On average, an eighth of flower is $44 in Connecticut, the state government’s page on last month’s cannabis statistics showed.

Nutmeg State dispensaries opened January 2023 after recreational legalization in 2021, and adult-use sales for all products totaled just over $16 million for the entire month of March 2024, according to the state. It equates to about $4 million in average sales per week across all cannabis products.

Consumers, regular or not, clearly notice the difference, said Tim Rooke, who works for Springfield dispensary ZaZa Green as its community ambassador volunteer.

Since opening last July, he said the number of Connecticut customers crossing over to buy increases almost daily.

“In Connecticut, their menu is limited, and their pricing is much higher,” Rooke said. In addition, its location just over the border, expansive parking lot and 11 p.m. closing time all make up for the drive from Connecticut, Rooke said.

In Vermont, the average price is $42, and Rhode Island price points average $38, according to a site called PriceOfWeed.com. Maine cannabis users pay on the slightly lower end around $25 per eighth of bud, the state’s Office of Cannabis Policy data showed.

Though an obvious consumer benefit, Massachusetts’ continually dropping pot prices have been a learning curve for business owners amidst changing regulations and heavy in-state competition. More than 300 dispensaries operate across the state. With volumes of product hitting the market and more places to buy it, the price of cannabis keeps dropping.

“It’s about being adaptable,” Hailey Delima, the general manager at Cannabist Boston, told MassLive Friday. “It’s definitely been a shift in the last three years … the reality of the price point of our product, it’s going to continue to drop or change.”

To survive, Delima said the Boston dispensary has been doing a “pretty good job” focused at the “operational level” on keeping “the other parts of our business ironed out and well-managed.”

Rooke said his Springfield dispensary’s strategy of “blue-collar pricing,” to which he explained means, “We’d like your money and we’d like your business. We just don’t want it all tonight,” is their way to keep up in the high-stakes market.

In Worcester, Mission Cannabis Dispensary’s general manager, Tyler Hayden, called the state’s price compressions “beneficial” to recreational users, medical card holders and to his own business.

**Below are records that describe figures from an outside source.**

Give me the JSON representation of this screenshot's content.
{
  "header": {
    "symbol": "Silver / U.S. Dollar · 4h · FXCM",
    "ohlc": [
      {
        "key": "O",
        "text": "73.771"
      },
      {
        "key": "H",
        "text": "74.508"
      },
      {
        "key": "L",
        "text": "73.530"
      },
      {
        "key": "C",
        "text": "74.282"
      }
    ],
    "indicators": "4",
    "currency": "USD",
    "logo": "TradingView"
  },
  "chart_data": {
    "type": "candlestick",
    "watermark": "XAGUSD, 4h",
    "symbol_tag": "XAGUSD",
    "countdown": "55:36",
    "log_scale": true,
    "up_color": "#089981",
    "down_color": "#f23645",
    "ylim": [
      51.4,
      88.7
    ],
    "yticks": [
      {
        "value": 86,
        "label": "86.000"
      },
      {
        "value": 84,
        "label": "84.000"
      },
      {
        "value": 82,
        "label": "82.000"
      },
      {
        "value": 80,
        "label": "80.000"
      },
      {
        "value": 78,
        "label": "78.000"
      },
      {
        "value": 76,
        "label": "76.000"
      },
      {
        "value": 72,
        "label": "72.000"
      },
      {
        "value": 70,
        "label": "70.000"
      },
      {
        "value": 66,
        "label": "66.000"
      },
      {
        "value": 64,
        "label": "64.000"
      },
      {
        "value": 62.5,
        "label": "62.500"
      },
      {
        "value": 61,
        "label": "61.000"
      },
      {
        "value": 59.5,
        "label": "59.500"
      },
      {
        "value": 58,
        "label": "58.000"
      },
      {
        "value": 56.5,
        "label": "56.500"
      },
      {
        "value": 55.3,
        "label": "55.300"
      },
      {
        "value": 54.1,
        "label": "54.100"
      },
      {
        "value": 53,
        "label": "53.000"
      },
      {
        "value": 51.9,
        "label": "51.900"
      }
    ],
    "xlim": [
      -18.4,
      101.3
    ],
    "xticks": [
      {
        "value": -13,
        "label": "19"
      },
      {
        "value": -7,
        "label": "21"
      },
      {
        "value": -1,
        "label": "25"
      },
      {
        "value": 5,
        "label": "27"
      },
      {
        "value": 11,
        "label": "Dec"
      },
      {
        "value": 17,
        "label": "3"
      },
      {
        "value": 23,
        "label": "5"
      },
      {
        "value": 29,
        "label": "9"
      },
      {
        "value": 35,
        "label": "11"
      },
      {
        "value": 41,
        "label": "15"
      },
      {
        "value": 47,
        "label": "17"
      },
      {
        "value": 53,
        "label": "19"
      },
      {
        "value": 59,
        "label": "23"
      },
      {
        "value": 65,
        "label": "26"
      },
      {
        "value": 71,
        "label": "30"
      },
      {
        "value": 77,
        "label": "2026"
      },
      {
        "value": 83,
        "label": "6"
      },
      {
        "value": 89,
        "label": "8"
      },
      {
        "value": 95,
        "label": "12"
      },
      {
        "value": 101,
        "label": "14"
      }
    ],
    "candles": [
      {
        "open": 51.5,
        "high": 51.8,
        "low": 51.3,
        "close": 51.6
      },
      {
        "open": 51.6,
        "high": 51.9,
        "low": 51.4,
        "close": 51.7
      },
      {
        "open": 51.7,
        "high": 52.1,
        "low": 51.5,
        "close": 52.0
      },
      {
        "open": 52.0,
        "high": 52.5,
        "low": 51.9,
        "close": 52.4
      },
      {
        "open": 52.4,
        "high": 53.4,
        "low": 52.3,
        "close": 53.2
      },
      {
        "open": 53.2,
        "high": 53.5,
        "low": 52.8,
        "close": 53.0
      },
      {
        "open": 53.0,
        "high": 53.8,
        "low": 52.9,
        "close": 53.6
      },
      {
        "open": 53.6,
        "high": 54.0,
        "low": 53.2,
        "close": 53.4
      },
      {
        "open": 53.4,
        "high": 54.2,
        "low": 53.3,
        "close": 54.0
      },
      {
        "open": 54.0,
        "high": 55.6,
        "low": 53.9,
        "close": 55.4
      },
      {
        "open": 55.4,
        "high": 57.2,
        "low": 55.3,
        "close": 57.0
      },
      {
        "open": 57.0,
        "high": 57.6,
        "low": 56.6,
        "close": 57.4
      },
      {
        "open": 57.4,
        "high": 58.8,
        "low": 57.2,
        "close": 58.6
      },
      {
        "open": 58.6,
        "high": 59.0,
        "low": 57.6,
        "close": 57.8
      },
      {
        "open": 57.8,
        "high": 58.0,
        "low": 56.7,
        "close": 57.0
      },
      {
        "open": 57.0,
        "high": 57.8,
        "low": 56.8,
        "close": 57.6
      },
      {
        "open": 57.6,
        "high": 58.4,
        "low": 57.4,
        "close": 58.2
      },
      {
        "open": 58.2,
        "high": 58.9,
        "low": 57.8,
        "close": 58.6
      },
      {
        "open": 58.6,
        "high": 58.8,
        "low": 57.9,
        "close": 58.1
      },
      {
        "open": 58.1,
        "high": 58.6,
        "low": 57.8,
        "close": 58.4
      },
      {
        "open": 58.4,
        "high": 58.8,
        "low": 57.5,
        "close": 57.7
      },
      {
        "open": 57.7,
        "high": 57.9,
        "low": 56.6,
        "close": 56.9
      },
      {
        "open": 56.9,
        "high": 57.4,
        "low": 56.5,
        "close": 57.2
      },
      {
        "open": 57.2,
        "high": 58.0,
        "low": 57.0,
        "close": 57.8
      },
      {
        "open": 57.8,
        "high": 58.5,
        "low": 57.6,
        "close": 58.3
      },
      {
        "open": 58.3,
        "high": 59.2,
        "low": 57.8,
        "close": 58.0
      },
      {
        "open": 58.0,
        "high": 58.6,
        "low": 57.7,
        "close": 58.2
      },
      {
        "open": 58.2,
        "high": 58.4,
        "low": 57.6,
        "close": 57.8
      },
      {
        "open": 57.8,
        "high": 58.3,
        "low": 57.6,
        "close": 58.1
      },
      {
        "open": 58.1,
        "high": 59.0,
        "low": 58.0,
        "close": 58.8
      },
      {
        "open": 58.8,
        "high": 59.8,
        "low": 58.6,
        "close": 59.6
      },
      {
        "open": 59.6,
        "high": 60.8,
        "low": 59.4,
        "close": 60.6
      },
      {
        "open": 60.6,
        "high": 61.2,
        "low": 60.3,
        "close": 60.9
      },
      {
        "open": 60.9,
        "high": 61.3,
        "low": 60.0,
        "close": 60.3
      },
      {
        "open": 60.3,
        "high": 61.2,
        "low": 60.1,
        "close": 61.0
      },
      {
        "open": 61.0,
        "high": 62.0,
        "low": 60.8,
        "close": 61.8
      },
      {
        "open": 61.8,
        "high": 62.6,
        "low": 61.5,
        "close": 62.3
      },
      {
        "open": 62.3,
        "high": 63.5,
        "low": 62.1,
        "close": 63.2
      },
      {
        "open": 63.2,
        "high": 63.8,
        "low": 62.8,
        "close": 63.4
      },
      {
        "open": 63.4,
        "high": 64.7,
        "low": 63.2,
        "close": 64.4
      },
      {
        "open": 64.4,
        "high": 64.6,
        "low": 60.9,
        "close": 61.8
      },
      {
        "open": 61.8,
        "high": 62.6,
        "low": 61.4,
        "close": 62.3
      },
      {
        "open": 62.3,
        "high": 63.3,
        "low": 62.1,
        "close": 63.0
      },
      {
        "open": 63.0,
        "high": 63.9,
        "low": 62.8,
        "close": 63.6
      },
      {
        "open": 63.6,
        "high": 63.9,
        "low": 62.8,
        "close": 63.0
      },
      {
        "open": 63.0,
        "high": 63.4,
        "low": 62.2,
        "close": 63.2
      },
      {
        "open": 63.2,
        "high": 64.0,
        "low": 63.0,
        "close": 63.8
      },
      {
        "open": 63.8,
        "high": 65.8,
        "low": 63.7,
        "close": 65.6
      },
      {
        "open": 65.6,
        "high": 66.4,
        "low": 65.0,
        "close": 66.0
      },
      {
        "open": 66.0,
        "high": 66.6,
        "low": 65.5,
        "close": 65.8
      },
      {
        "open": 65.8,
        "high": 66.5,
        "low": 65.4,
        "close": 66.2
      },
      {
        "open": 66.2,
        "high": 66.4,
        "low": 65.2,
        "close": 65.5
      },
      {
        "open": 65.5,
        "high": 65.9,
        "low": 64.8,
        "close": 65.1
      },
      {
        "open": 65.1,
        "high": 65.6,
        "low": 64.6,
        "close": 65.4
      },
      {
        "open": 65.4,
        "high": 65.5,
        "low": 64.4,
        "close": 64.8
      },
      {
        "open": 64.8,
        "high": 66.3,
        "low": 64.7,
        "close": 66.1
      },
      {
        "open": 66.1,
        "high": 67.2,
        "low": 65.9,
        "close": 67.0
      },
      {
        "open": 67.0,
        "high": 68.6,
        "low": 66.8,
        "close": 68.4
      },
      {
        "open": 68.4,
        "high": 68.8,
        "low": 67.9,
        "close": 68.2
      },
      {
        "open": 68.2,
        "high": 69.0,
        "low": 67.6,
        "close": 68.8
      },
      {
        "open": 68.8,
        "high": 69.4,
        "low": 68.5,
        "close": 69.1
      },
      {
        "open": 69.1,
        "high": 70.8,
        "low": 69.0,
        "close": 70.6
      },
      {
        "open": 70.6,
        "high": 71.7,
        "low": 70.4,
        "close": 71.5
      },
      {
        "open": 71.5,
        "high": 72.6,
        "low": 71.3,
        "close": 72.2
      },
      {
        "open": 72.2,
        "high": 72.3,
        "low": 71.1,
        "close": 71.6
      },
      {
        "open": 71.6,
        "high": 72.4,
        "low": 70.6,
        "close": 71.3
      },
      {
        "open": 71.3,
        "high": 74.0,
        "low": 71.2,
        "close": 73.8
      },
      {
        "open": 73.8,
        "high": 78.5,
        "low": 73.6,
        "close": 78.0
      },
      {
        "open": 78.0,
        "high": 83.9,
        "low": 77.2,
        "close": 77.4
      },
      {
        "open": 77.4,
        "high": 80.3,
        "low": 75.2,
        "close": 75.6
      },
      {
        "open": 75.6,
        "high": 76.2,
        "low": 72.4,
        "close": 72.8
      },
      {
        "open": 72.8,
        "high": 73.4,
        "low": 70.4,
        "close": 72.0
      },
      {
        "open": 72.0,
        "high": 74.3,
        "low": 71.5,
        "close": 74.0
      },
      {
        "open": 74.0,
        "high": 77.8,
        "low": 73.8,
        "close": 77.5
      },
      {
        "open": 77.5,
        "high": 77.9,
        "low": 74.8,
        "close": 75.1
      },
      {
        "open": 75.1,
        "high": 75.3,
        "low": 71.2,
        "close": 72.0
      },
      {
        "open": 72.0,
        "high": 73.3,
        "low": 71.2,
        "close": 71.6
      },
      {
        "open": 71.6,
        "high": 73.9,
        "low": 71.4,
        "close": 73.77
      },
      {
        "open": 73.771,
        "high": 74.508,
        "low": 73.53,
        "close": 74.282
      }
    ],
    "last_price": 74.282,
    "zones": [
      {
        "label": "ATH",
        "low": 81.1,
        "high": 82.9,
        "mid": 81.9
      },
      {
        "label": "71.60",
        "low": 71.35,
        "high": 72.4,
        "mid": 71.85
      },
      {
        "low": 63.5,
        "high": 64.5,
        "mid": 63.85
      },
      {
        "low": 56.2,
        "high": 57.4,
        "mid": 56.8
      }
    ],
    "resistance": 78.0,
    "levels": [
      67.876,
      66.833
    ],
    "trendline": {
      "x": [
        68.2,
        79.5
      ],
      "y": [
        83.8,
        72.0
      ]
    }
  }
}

“I don’t think [the prices are] affecting too much, as far as business goes. If anything, it’s helping,” he said on Friday, adding his customers were already “busting down the door” to get in for the dispensary’s early April 20 deals.

Rooke said there’s room for the price point to be “corrected.” The dramatic drop in cannabis flower prices is indicative of the market’s ongoing correction, with New England echoing trends in other states that have more mature legal cannabis markets that also saw rapid declines in cannabis prices, though in varied rates.

But they’ve been “happy” in Springfield with cannabis prices, Rooke said — and he’s got sensibly-high hopes come April 20, even for in-state competition.

“4/20 is typically the busiest day in in cannabis sales, usually 30% more than what you typically do. But because it’s on a Saturday, we expect it to even be a little bit higher,” said Rooke.

“So each of the dispensaries should do very well, and that’s what we hope. We hope that everybody does their fair share of business,” he said.